Note-se que esta aderência ao petismo não é um problema moral, mas sim uma política consciente de aproximação com setores petistas e filopetistas em busca de espaço político. Nesse movimento, a Resistência reduz suas críticas contra o PT ao mínimo possível, dedicando poucas linhas à diferenciação com o oportunismo enquanto agita um novo governo Lula como saída para nossos problemas atuais. Para justificar teoricamente esse movimento, deturpam a tática da Frente Única e a aplicam pela metade, realizando poucas exigências e nenhuma denúncia em prol de um futuro “governo de esquerda” com um programa bem mais rebaixado que aquele de 2002.
Como nossas afirmações sobre isso estão bem claras no primeiro texto e não foram refutadas, não vemos a necessidade de repeti-las aqui.

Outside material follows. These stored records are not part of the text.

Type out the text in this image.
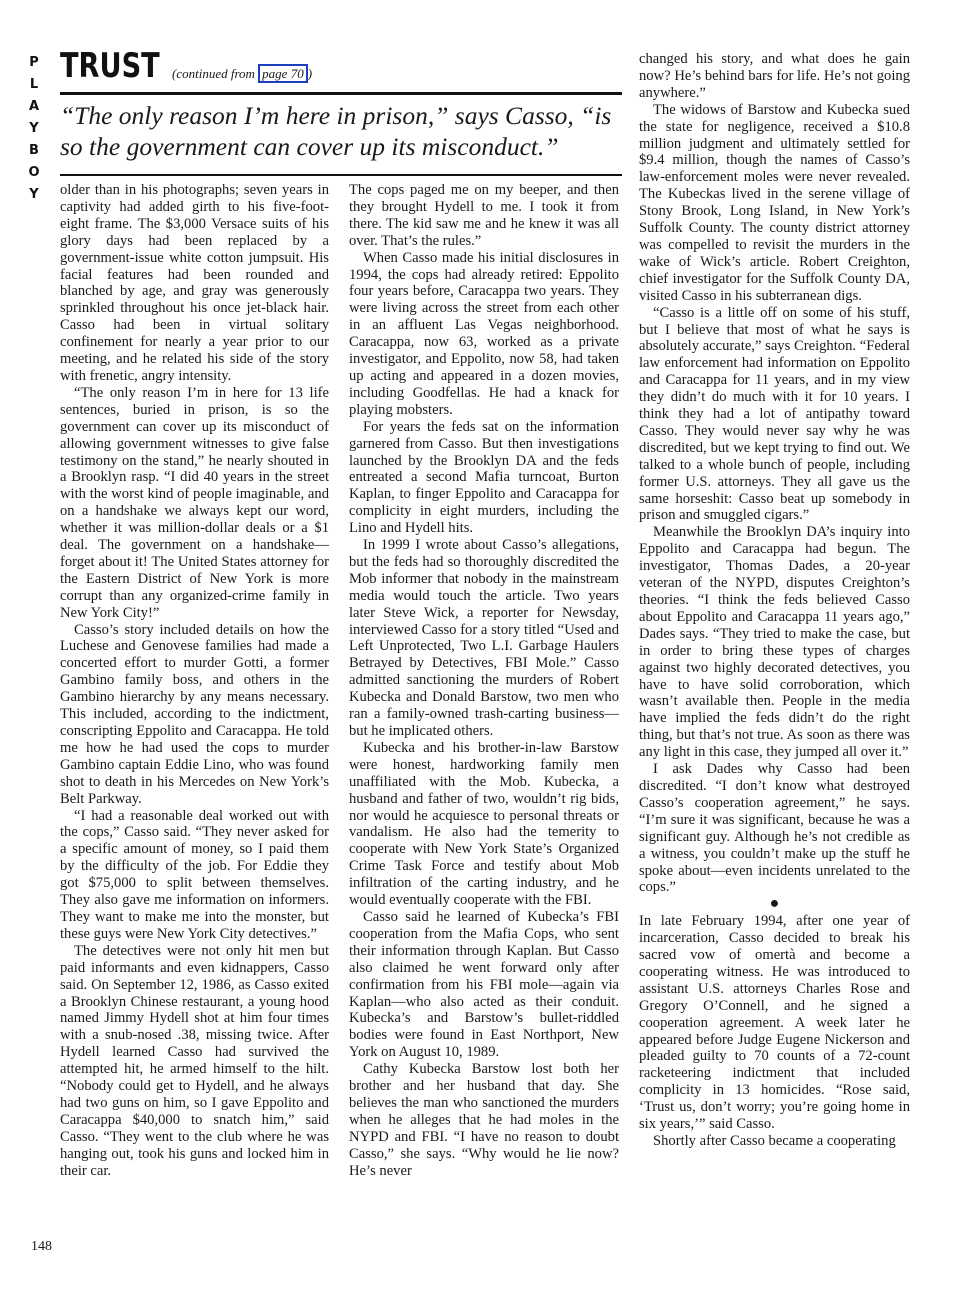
P
L
A
Y
B
O
Y
TRUST (continued from page 70 )
“The only reason I’m here in prison,” says Casso, “is so the government can cover up its misconduct.”

older than in his photographs; seven years in captivity had added girth to his five-foot-eight frame. The $3,000 Versace suits of his glory days had been replaced by a government-issue white cotton jumpsuit. His facial features had been rounded and blanched by age, and gray was generously sprinkled throughout his once jet-black hair. Casso had been in virtual solitary confinement for nearly a year prior to our meeting, and he related his side of the story with frenetic, angry intensity.

“The only reason I’m in here for 13 life sentences, buried in prison, is so the government can cover up its misconduct of allowing government witnesses to give false testimony on the stand,” he nearly shouted in a Brooklyn rasp. “I did 40 years in the street with the worst kind of people imaginable, and on a handshake we always kept our word, whether it was million-dollar deals or a $1 deal. The government on a handshake—forget about it! The United States attorney for the Eastern District of New York is more corrupt than any organized-crime family in New York City!”

Casso’s story included details on how the Luchese and Genovese families had made a concerted effort to murder Gotti, a former Gambino family boss, and others in the Gambino hierarchy by any means necessary. This included, according to the indictment, conscripting Eppolito and Caracappa. He told me how he had used the cops to murder Gambino captain Eddie Lino, who was found shot to death in his Mercedes on New York’s Belt Parkway.

“I had a reasonable deal worked out with the cops,” Casso said. “They never asked for a specific amount of money, so I paid them by the difficulty of the job. For Eddie they got $75,000 to split between themselves. They also gave me information on informers. They want to make me into the monster, but these guys were New York City detectives.”

The detectives were not only hit men but paid informants and even kidnappers, Casso said. On September 12, 1986, as Casso exited a Brooklyn Chinese restaurant, a young hood named Jimmy Hydell shot at him four times with a snub-nosed .38, missing twice. After Hydell learned Casso had survived the attempted hit, he armed himself to the hilt. “Nobody could get to Hydell, and he always had two guns on him, so I gave Eppolito and Caracappa $40,000 to snatch him,” said Casso. “They went to the club where he was hanging out, took his guns and locked him in their car.

The cops paged me on my beeper, and then they brought Hydell to me. I took it from there. The kid saw me and he knew it was all over. That’s the rules.”

When Casso made his initial disclosures in 1994, the cops had already retired: Eppolito four years before, Caracappa two years. They were living across the street from each other in an affluent Las Vegas neighborhood. Caracappa, now 63, worked as a private investigator, and Eppolito, now 58, had taken up acting and appeared in a dozen movies, including Goodfellas. He had a knack for playing mobsters.

For years the feds sat on the information garnered from Casso. But then investigations launched by the Brooklyn DA and the feds entreated a second Mafia turncoat, Burton Kaplan, to finger Eppolito and Caracappa for complicity in eight murders, including the Lino and Hydell hits.

In 1999 I wrote about Casso’s allegations, but the feds had so thoroughly discredited the Mob informer that nobody in the mainstream media would touch the article. Two years later Steve Wick, a reporter for Newsday, interviewed Casso for a story titled “Used and Left Unprotected, Two L.I. Garbage Haulers Betrayed by Detectives, FBI Mole.” Casso admitted sanctioning the murders of Robert Kubecka and Donald Barstow, two men who ran a family-owned trash-carting business—but he implicated others.

Kubecka and his brother-in-law Barstow were honest, hardworking family men unaffiliated with the Mob. Kubecka, a husband and father of two, wouldn’t rig bids, nor would he acquiesce to personal threats or vandalism. He also had the temerity to cooperate with New York State’s Organized Crime Task Force and testify about Mob infiltration of the carting industry, and he would eventually cooperate with the FBI.

Casso said he learned of Kubecka’s FBI cooperation from the Mafia Cops, who sent their information through Kaplan. But Casso also claimed he went forward only after confirmation from his FBI mole—again via Kaplan—who also acted as their conduit. Kubecka’s and Barstow’s bullet-riddled bodies were found in East Northport, New York on August 10, 1989.

Cathy Kubecka Barstow lost both her brother and her husband that day. She believes the man who sanctioned the murders when he alleges that he had moles in the NYPD and FBI. “I have no reason to doubt Casso,” she says. “Why would he lie now? He’s never

changed his story, and what does he gain now? He’s behind bars for life. He’s not going anywhere.”

The widows of Barstow and Kubecka sued the state for negligence, received a $10.8 million judgment and ultimately settled for $9.4 million, though the names of Casso’s law-enforcement moles were never revealed. The Kubeckas lived in the serene village of Stony Brook, Long Island, in New York’s Suffolk County. The county district attorney was compelled to revisit the murders in the wake of Wick’s article. Robert Creighton, chief investigator for the Suffolk County DA, visited Casso in his subterranean digs.

“Casso is a little off on some of his stuff, but I believe that most of what he says is absolutely accurate,” says Creighton. “Federal law enforcement had information on Eppolito and Caracappa for 11 years, and in my view they didn’t do much with it for 10 years. I think they had a lot of antipathy toward Casso. They would never say why he was discredited, but we kept trying to find out. We talked to a whole bunch of people, including former U.S. attorneys. They all gave us the same horseshit: Casso beat up somebody in prison and smuggled cigars.”

Meanwhile the Brooklyn DA’s inquiry into Eppolito and Caracappa had begun. The investigator, Thomas Dades, a 20-year veteran of the NYPD, disputes Creighton’s theories. “I think the feds believed Casso about Eppolito and Caracappa 11 years ago,” Dades says. “They tried to make the case, but in order to bring these types of charges against two highly decorated detectives, you have to have solid corroboration, which wasn’t available then. People in the media have implied the feds didn’t do the right thing, but that’s not true. As soon as there was any light in this case, they jumped all over it.”

I ask Dades why Casso had been discredited. “I don’t know what destroyed Casso’s cooperation agreement,” he says. “I’m sure it was significant, because he was a significant guy. Although he’s not credible as a witness, you couldn’t make up the stuff he spoke about—even incidents unrelated to the cops.”

●

In late February 1994, after one year of incarceration, Casso decided to break his sacred vow of omertà and become a cooperating witness. He was introduced to assistant U.S. attorneys Charles Rose and Gregory O’Connell, and he signed a cooperation agreement. A week later he appeared before Judge Eugene Nickerson and pleaded guilty to 70 counts of a 72-count racketeering indictment that included complicity in 13 homicides. “Rose said, ‘Trust us, don’t worry; you’re going home in six years,’” said Casso.

Shortly after Casso became a cooperating

148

Ao invés disso, vamos ao debate sobre o texto recente dos camaradas, que começa assim:
Há alguns anos, existe um debate intenso entre as organizações da esquerda revolucionária brasileira. Ocorreram mudanças bruscas na realidade, e com isso vieram novas polêmicas, tensões e interpretações distintas. Isso é normal e saudável. O problema é que, assombrados pela marginalidade, por pressões dos aparatos eleitorais e sindicais, e pela autoproclamação, é muito comum que os debates tenham baixíssimo nível político.
Frequentemente, as polêmicas são marcadas pelo ataque mútuo, pela estigmatização de posições e pela ideia destrutiva de que o maior inimigo é aquele que está mais próximo. Ao contrário do que parece muitas vezes, encher os textos polêmicos com citações deslocadas, nem sempre serve para “aumentar o nível” do debate. Muitas vezes, serve apenas para retirar o debate do terreno em que ele deve se dar: a realidade concreta. Ao invés de “elevar o nível”, tal método transforma as discussões em repetições escolásticas e dogmáticas, em mais do mesmo. Ao se depararem com esse método por parte de muitas organizações, os melhores e mais valorosos ativistas desanimam e se afastam. Trata-se, portanto, de um método destrutivo e sectário.

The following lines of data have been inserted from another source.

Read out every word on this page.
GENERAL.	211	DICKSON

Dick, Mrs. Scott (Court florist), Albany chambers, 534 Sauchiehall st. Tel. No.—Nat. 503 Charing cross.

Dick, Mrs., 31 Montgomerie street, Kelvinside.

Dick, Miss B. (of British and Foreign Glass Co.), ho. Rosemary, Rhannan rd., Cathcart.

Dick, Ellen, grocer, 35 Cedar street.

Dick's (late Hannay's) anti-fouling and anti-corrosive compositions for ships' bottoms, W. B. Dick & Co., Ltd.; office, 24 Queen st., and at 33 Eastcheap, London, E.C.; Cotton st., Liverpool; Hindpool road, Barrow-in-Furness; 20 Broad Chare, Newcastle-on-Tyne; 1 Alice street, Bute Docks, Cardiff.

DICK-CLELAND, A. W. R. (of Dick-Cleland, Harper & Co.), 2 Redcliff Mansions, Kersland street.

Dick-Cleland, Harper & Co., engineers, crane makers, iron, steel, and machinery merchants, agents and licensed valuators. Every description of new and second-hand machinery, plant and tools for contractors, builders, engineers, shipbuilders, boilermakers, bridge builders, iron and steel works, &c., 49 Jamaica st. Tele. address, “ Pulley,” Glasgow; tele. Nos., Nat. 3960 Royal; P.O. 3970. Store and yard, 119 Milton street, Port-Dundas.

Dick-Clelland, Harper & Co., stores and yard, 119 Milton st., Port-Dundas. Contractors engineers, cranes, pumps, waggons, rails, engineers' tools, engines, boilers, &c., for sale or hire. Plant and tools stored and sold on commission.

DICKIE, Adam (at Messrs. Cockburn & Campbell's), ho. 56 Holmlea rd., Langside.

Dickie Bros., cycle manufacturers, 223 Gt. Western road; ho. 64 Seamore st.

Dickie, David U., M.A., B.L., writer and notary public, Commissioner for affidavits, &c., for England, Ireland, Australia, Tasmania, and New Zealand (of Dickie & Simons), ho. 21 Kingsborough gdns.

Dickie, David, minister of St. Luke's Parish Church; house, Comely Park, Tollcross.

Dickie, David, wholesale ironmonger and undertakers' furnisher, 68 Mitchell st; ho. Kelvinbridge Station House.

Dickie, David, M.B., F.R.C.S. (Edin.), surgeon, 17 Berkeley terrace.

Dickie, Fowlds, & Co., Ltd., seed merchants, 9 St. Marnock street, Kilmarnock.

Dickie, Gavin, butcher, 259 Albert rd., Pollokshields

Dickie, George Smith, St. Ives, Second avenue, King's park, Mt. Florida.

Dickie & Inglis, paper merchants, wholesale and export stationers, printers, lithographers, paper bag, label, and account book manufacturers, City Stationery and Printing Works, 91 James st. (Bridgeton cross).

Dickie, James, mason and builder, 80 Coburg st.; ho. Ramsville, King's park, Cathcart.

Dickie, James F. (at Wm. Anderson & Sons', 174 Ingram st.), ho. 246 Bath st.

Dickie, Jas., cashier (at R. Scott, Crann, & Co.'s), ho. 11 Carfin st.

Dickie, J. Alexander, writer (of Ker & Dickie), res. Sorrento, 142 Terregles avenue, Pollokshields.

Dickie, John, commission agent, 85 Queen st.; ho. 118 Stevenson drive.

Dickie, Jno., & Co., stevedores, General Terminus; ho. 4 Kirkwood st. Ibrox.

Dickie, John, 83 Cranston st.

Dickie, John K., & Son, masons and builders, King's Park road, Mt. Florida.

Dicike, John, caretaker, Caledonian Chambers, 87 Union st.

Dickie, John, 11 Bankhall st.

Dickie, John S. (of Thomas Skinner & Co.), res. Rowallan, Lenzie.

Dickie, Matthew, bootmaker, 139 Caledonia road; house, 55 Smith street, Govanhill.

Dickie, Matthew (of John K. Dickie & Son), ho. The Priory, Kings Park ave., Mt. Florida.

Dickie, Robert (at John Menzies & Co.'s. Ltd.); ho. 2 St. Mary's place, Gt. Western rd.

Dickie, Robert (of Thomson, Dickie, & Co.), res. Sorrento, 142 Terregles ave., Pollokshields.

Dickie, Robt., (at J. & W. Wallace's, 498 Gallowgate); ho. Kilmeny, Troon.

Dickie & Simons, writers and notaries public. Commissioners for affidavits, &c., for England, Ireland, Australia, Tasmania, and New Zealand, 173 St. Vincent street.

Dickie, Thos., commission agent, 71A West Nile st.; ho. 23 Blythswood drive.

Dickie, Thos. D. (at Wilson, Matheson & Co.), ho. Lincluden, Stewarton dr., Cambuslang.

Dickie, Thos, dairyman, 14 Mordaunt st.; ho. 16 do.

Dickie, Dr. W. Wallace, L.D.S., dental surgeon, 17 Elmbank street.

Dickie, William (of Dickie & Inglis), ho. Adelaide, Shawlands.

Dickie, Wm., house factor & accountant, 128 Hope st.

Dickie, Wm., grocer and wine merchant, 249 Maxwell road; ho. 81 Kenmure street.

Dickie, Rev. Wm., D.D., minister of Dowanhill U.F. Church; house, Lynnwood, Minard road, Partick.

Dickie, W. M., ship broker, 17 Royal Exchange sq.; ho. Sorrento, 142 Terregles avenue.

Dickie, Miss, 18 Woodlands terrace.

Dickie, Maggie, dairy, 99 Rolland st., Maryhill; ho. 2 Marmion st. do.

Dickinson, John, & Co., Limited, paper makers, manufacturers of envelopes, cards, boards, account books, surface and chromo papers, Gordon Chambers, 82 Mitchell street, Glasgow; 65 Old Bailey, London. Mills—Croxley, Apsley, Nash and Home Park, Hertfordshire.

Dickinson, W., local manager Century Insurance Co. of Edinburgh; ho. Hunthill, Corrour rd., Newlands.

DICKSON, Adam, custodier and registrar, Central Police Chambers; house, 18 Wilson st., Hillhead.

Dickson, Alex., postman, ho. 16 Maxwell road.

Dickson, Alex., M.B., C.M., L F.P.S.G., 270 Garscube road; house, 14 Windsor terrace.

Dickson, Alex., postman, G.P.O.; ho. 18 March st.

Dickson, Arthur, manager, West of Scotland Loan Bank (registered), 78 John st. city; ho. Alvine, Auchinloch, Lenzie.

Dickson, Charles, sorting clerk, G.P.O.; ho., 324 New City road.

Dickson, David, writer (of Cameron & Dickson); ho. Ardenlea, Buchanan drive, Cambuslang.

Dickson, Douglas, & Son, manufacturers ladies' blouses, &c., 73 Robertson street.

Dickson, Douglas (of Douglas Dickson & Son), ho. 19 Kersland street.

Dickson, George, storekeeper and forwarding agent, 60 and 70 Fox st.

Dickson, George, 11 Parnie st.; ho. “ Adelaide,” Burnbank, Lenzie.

Infelizmente, este trecho resume o espírito da resposta da Resistência. Começa com uma tentativa de desqualificação dos interlocutores, substituindo o debate político por caracterizações sobre “marginalidade”, “pressão dos aparatos” e “autoproclamação”. Nós também temos uma caracterização sobre a Resistência e também poderíamos expô-la aqui, mas por aí não iríamos longe. Voltando ao trecho acima, os camaradas criticam o texto inicial por suas “citações deslocadas”, pelas “repetições escolásticas e dogmáticas” e seu “método destrutivo e sectário”. Mas quais seriam estas citações deslocadas? Seria possível apontar o erro conceitual sobre o “quietismo” sem referências à Kautsky? Seria possível apontar o erro sobre a “ofensiva permanente” sem referências à Bela Kun? E o mais importante, seria possível debater a Frente Única sem utilizar as formulações da 3ª Internacional sobre este tema?

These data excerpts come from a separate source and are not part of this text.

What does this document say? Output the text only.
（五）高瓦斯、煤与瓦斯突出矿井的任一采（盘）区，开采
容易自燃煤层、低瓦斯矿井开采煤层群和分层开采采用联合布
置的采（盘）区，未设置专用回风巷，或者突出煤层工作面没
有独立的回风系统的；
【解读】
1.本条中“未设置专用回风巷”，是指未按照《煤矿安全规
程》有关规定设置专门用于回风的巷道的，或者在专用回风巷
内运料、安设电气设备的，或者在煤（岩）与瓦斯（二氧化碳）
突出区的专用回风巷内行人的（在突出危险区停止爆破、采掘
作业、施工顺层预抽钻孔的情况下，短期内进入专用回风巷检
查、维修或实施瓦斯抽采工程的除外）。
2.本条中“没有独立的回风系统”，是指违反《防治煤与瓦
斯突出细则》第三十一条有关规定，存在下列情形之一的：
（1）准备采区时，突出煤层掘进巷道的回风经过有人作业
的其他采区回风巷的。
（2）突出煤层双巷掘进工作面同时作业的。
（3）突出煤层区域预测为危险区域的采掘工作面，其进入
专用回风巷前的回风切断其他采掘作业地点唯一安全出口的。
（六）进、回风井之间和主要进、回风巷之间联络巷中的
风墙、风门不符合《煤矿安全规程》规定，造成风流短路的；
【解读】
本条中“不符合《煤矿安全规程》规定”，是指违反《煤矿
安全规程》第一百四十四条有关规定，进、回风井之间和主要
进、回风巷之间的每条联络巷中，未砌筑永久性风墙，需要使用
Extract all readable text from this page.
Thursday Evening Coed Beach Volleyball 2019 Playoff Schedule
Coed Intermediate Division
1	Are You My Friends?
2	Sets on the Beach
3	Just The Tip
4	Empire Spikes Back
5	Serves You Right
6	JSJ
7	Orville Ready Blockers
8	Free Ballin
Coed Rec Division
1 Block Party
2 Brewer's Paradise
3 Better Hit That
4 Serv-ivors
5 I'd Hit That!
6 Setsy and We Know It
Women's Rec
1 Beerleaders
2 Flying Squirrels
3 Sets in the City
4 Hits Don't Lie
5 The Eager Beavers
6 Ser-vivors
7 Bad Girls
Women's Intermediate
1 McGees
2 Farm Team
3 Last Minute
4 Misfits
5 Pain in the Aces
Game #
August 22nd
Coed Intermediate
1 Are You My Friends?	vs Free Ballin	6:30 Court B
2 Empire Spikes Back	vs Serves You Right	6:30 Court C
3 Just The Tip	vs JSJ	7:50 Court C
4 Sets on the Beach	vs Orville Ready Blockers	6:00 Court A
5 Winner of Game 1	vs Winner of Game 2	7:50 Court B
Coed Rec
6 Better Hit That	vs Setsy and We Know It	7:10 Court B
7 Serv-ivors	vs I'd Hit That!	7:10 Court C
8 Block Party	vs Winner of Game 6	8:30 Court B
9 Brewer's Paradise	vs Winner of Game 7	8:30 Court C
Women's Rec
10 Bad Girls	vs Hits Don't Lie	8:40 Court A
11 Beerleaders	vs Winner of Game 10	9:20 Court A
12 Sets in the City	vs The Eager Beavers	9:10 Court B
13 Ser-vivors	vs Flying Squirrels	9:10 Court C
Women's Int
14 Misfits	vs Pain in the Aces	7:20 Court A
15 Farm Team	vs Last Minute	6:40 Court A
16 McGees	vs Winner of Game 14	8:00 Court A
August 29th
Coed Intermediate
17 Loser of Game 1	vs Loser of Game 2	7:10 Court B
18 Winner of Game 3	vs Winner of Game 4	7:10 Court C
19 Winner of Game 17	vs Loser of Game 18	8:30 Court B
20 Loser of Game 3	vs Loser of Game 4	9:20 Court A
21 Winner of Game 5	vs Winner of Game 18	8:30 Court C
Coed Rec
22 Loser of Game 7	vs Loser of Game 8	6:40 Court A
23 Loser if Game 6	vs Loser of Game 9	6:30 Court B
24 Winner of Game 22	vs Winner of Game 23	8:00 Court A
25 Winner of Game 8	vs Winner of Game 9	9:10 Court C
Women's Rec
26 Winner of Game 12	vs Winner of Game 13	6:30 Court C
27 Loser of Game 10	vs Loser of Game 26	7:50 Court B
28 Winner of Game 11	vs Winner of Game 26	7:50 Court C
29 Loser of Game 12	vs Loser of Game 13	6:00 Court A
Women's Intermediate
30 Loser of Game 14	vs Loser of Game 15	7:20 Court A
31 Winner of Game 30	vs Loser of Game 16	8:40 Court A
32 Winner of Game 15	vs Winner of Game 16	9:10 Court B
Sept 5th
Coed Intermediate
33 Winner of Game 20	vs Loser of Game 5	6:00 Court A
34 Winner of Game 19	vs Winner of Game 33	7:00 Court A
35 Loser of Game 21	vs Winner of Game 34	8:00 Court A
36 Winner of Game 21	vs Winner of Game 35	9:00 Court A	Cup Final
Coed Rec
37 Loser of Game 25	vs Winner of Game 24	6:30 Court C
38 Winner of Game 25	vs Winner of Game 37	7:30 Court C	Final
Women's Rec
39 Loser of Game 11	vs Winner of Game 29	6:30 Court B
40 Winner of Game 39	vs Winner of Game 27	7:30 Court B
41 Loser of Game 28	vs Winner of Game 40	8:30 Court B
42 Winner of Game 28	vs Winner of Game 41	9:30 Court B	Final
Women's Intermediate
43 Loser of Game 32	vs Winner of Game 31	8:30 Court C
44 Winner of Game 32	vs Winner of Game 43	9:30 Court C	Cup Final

Esta postura defensiva nos surpreende porque os camaradas sempre prezaram pela elaboração teórica. No texto inicial foram demonstradas uma série de lacunas na posição da Resistência – reproduzindo exaustivamente inclusive seus próprios textos – que simplesmente não foram respondidas e continuam em aberto, e qualquer leitor pode verificar isso. A formulação principal dos camaradas para o momento, “unir a esquerda para derrotar Bolsonaro”, foi duramente criticada pela sua incoerência e até agora não teve uma defesa direta, assim como os questionamentos sobre a relação entre frente única e unidade de ação, entre tantos outros temas.
A posição de Trotsky e as teses da Internacional sobre a Frente Única são bem claras e contradizem totalmente a formulação da Resistência, por isso é tão importante voltar a elas. Perante esta crítica, os camaradas poderiam utilizar as teses de 1922 para demonstrar o contrário ou mesmo propor uma atualização destas teses, mas ao invés disso declaram esse debate “escolástico” e mudam de assunto. É uma pena.
Vejamos outro trecho do texto:
Estudamos o brilhante trabalho de John Riddel, intitulado “Às Massas”, publicado recentemente, e que traz as intervenções detalhadas de todos os informes do III Congresso da IC. Para Lenin e Trotski, a unidade nunca foi sinônimo de capitulação. A definição tinha um sólido caráter de classe. Para os revolucionários da III Internacional, a social democracia, a saber, as direções burocráticas e traidoras, deveriam ser parte da unidade, justamente por serem, em muitos países europeus, os dirigentes majoritários da classe. Um detalhe importante é que mesmo nos países em que os comunistas eram maioria a tática da Frente Única foi aplicada.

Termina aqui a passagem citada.